LightGBM is a gradient boosting classifier in machine learning that uses tree-based learning algorithms. It is designed to be distributed and efficient with faster drive speed and higher efficiency, lower memory usage and better accuracy. In this article, I will introduce you to a tutorial on LightGBM in Machine Learning using Python.
What is LightGBM in Machine Learning?
In machine learning, the LightGBM classifier is part of the Boosting family, and today it is the most common classification model in the machine learning community. LightGBM is a powerful machine learning model that can be shaped depending on the task you are working on.

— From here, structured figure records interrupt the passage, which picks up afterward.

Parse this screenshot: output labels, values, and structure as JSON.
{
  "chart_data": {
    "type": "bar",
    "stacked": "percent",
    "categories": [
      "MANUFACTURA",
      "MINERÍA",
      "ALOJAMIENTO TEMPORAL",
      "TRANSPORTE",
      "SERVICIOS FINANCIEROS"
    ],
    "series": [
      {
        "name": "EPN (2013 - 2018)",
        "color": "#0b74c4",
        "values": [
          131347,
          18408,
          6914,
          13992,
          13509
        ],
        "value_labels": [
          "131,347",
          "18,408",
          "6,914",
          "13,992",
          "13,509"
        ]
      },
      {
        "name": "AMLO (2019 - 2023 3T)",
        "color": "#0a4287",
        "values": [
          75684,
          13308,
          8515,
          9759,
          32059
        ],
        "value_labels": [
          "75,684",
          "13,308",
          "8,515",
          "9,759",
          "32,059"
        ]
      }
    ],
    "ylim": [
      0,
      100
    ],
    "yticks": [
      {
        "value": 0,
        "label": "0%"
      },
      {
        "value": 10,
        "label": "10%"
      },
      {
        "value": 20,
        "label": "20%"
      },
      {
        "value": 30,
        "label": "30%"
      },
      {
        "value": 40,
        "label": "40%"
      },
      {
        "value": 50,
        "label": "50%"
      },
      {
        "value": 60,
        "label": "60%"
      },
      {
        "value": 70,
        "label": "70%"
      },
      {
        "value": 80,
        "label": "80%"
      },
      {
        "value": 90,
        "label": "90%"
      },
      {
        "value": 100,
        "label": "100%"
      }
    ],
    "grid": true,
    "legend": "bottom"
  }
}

Let’s say if you are working on the regression problem you have to use the LightGBM Regressor model, and if you are working on a classification problem you have to use the LightGBM Classifier model.

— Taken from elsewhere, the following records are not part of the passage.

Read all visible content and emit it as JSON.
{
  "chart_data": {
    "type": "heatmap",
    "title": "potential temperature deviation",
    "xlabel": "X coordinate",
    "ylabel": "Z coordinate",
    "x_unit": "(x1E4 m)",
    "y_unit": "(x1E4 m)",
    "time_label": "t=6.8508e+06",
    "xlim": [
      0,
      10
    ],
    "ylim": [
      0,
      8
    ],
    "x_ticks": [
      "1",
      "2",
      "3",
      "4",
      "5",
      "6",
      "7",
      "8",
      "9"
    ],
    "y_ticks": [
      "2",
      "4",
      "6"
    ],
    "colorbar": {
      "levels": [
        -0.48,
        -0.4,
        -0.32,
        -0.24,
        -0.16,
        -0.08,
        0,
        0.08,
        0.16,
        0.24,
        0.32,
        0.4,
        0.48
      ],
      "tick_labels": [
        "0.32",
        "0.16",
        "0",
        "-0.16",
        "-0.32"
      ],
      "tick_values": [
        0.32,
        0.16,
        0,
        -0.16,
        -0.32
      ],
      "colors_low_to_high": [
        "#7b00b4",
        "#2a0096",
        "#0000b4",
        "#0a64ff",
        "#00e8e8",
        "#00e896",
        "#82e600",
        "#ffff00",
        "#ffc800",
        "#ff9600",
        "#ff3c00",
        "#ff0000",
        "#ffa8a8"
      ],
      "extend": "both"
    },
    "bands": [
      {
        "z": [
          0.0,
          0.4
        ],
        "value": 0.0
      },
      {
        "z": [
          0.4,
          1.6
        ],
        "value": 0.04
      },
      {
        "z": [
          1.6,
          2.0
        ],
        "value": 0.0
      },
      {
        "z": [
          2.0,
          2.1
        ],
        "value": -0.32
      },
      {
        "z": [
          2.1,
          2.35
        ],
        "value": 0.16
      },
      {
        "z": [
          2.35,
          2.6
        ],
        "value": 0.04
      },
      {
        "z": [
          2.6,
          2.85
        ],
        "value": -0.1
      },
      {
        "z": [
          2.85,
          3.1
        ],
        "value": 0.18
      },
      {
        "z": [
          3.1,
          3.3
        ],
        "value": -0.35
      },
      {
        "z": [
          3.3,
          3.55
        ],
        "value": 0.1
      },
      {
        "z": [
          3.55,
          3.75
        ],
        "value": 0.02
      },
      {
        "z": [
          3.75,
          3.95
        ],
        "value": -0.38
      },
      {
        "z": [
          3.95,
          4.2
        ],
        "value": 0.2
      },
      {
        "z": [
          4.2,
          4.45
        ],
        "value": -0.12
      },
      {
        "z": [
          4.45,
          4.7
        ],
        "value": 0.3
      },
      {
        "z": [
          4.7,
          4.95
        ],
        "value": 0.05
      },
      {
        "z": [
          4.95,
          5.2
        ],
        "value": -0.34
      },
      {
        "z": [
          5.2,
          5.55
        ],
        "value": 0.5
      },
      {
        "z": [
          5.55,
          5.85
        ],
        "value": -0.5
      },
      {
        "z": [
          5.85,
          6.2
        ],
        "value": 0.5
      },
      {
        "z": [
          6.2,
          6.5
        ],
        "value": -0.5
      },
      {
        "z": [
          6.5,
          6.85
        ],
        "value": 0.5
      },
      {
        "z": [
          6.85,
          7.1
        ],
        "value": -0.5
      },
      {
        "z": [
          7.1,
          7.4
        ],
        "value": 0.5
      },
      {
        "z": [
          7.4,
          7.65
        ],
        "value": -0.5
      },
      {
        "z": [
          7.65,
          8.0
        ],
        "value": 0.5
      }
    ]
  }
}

In this article, I will present a tutorial on the LightGBM model on the classification problem. But in general, it supports the following applications:
- binary classification
Now let’s start with a tutorial on LightGBM in Machine Learning. I’ll start this task by importing the necessary Python libraries and the dataset:
The dataset I’m using here is a classification dataset where the task is about to classify a creature. There are 3 classes in the target function, ghouls, goblins and ghosts. We will try to predict the class of the creature based on independent characteristics.
Now before moving forward let’s have a quick look at the training and test sets:
Let’s prepare the tarin_data for the LightGBM classifier. I will change the type of the categorical column from colour, and also change the target column, “type”, to full. The color column is nominal, so we’ll be using hot encoding, but in pandas, there is the “get_dummies” function which is very useful, easy to use, and does the same with hot encoding.

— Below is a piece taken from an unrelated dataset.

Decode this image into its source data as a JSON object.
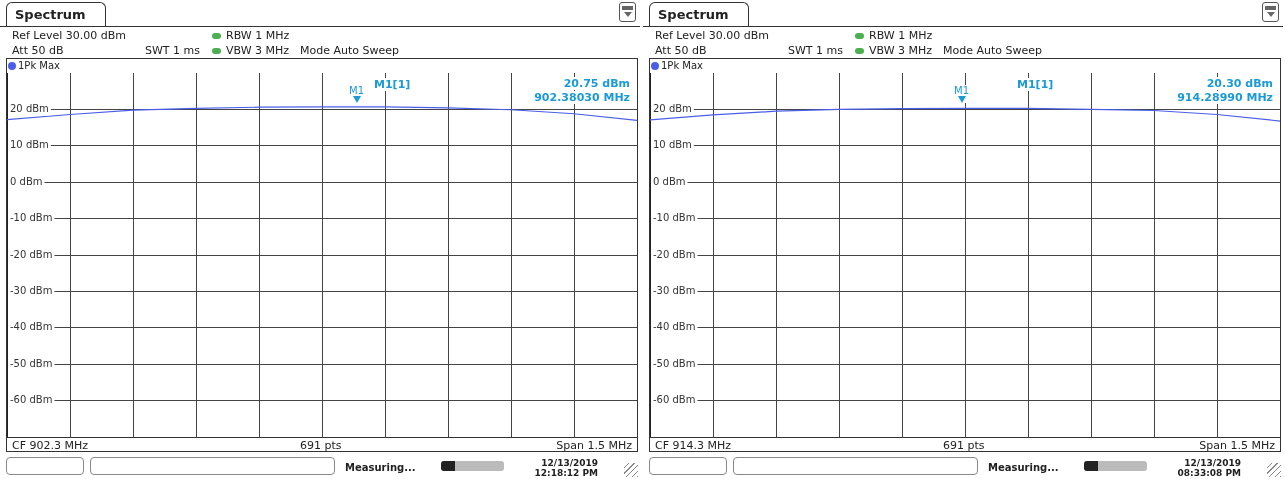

The Type column is also nominal, but being the target column we have to use Label Encoder. I will show you 2 approaches to converting categorical columns. One of them is LabelEncoder and the other is the map function. You can use whatever you want:
The independent characteristics are designated by “X” and the dependent function is designated by “y”. 40% of train_data is allocated for the tests:
First of all, we need to define the parameters and intervals. The parameters must be defined in a dictionary. The LightGBM classification model will try all the intervals we have set and try to find the optimal settings to get the best score. You can add more parameters if you want, but remember, more parameters mean more time:
A total of 3,240,000 adjustments were applied to the oar, the treatment lasted 8 hours 46 minutes. A very long time, and if you add more parameters the time will be longer:
Finally, let’s take a look at which features the model has given more importance:
You can get all the Python code used on this tutorial on LightGBM Classifier in Machine Learning from below.
I hope you liked this article on a tutorial on LightGBM in Machine Learning using Python. Feel free to ask your valuable questions in the comments section below.